Will's starting point is that it's not bad that 60 million eligible Americans aren't registered to vote, because maybe they just don't want to be and it would somehow be oppressing them to make it easier for them to register should they decide they want to do that. And if you read a generic "democracy is good" statement by a Justice Department official creatively enough, and you're a paranoid like Will, you can get from easier or universal voter registration to mandatory voting through the logic that if you think democracy is good, you'd enforce it. Will, for his part, does not think democracy is necessarily good. For one thing, there's that whole caliber of the electorate thing if, heaven forbid, more people voted. (So keeping people in low-voting populations from voting tends to improve the caliber of the electorate, we have to infer.) For another:
Those who think high voter turnout indicates civic health should note that in three German elections, 1932-33, turnout averaged more than 86 percent, reflecting the terrible stakes: The elections decided which mobs would rule the streets and who would inhabit concentration camps.

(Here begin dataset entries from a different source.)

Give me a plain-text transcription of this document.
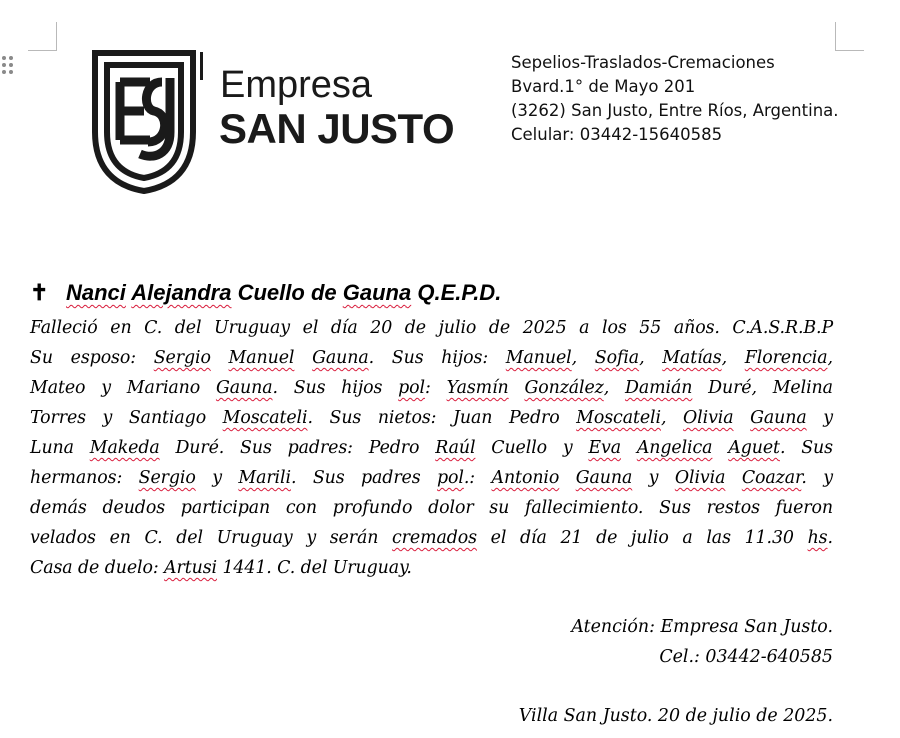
Empresa
SAN JUSTO
Sepelios-Traslados-Cremaciones
Bvard.1° de Mayo 201
(3262) San Justo, Entre Ríos, Argentina.
Celular: 03442-15640585
✝ Nanci Alejandra Cuello de Gauna Q.E.P.D.
Falleció en C. del Uruguay el día 20 de julio de 2025 a los 55 años. C.A.S.R.B.P
Su esposo: Sergio Manuel Gauna. Sus hijos: Manuel, Sofia, Matías, Florencia,
Mateo y Mariano Gauna. Sus hijos pol: Yasmín González, Damián Duré, Melina
Torres y Santiago Moscateli. Sus nietos: Juan Pedro Moscateli, Olivia Gauna y
Luna Makeda Duré. Sus padres: Pedro Raúl Cuello y Eva Angelica Aguet. Sus
hermanos: Sergio y Marili. Sus padres pol.: Antonio Gauna y Olivia Coazar. y
demás deudos participan con profundo dolor su fallecimiento. Sus restos fueron
velados en C. del Uruguay y serán cremados el día 21 de julio a las 11.30 hs.
Casa de duelo: Artusi 1441. C. del Uruguay.
Atención: Empresa San Justo.
Cel.: 03442-640585
Villa San Justo. 20 de julio de 2025.
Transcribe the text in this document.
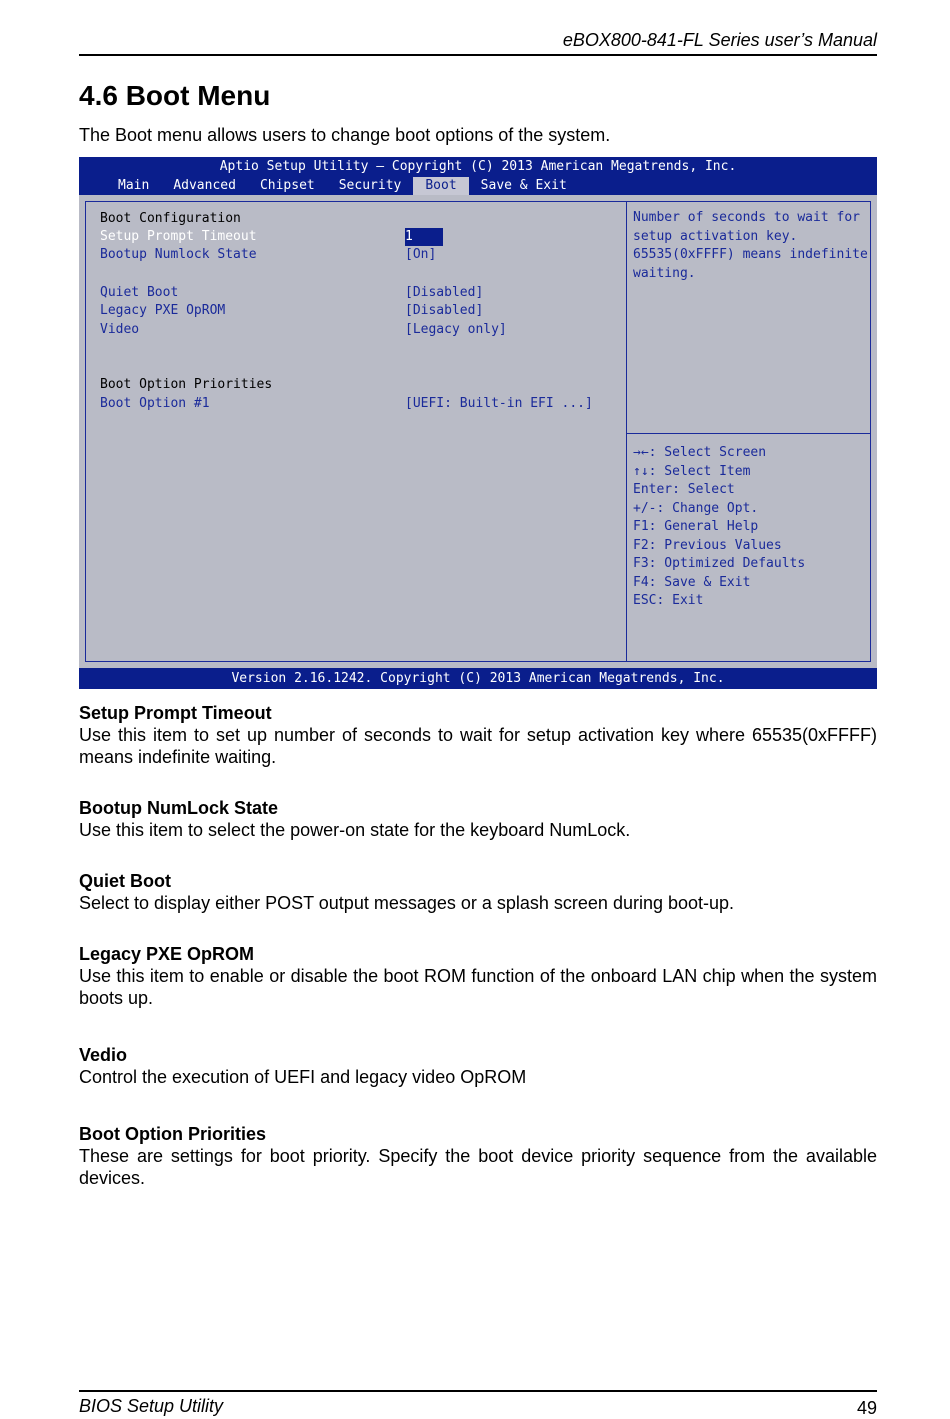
eBOX800-841-FL Series user’s Manual
4.6 Boot Menu
The Boot menu allows users to change boot options of the system.
Aptio Setup Utility – Copyright (C) 2013 American Megatrends, Inc.
Main	Advanced	Chipset	Security	Boot	Save & Exit
Boot Configuration
Setup Prompt Timeout	1
Bootup Numlock State	[On]
Quiet Boot	[Disabled]
Legacy PXE OpROM	[Disabled]
Video	[Legacy only]
Boot Option Priorities
Boot Option #1	[UEFI: Built-in EFI ...]
Number of seconds to wait for
setup activation key.
65535(0xFFFF) means indefinite
waiting.
→←: Select Screen
↑↓: Select Item
Enter: Select
+/-: Change Opt.
F1: General Help
F2: Previous Values
F3: Optimized Defaults
F4: Save & Exit
ESC: Exit
Version 2.16.1242. Copyright (C) 2013 American Megatrends, Inc.
Setup Prompt Timeout
Use this item to set up number of seconds to wait for setup activation key where 65535(0xFFFF) means indefinite waiting.
Bootup NumLock State
Use this item to select the power-on state for the keyboard NumLock.
Quiet Boot
Select to display either POST output messages or a splash screen during boot-up.
Legacy PXE OpROM
Use this item to enable or disable the boot ROM function of the onboard LAN chip when the system boots up.
Vedio
Control the execution of UEFI and legacy video OpROM
Boot Option Priorities
These are settings for boot priority. Specify the boot device priority sequence from the available devices.
BIOS Setup Utility	49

As Media Matters' Simon Maloy details
, Germany was in bad shape in the early 1930s.
None of that, however, is an argument against the high voter turnout as a sign of "civic health." It's an argument against war, depression, anti-Semitism, Nazis, Communists, and political violence. Will could just as easily have argued that representative government, or elections themselves, aren't a sign of "civic health," given how they were misused and perverted by Hitler and his associates.
Maloy probably shouldn't tempt Will like that, because it's actually about the same size of jump from "the Nazis show that high voter turnout is scary" to "the Nazis show that elections are scary" as from "voter registration shouldn't be a difficult hoop to jump through" to "voting should be mandatory." Remember, this is one of the alleged serious intellectual voices of the Republican Party. And he's arguing against increased voter turnout by citing Hitler. Enough said, I think?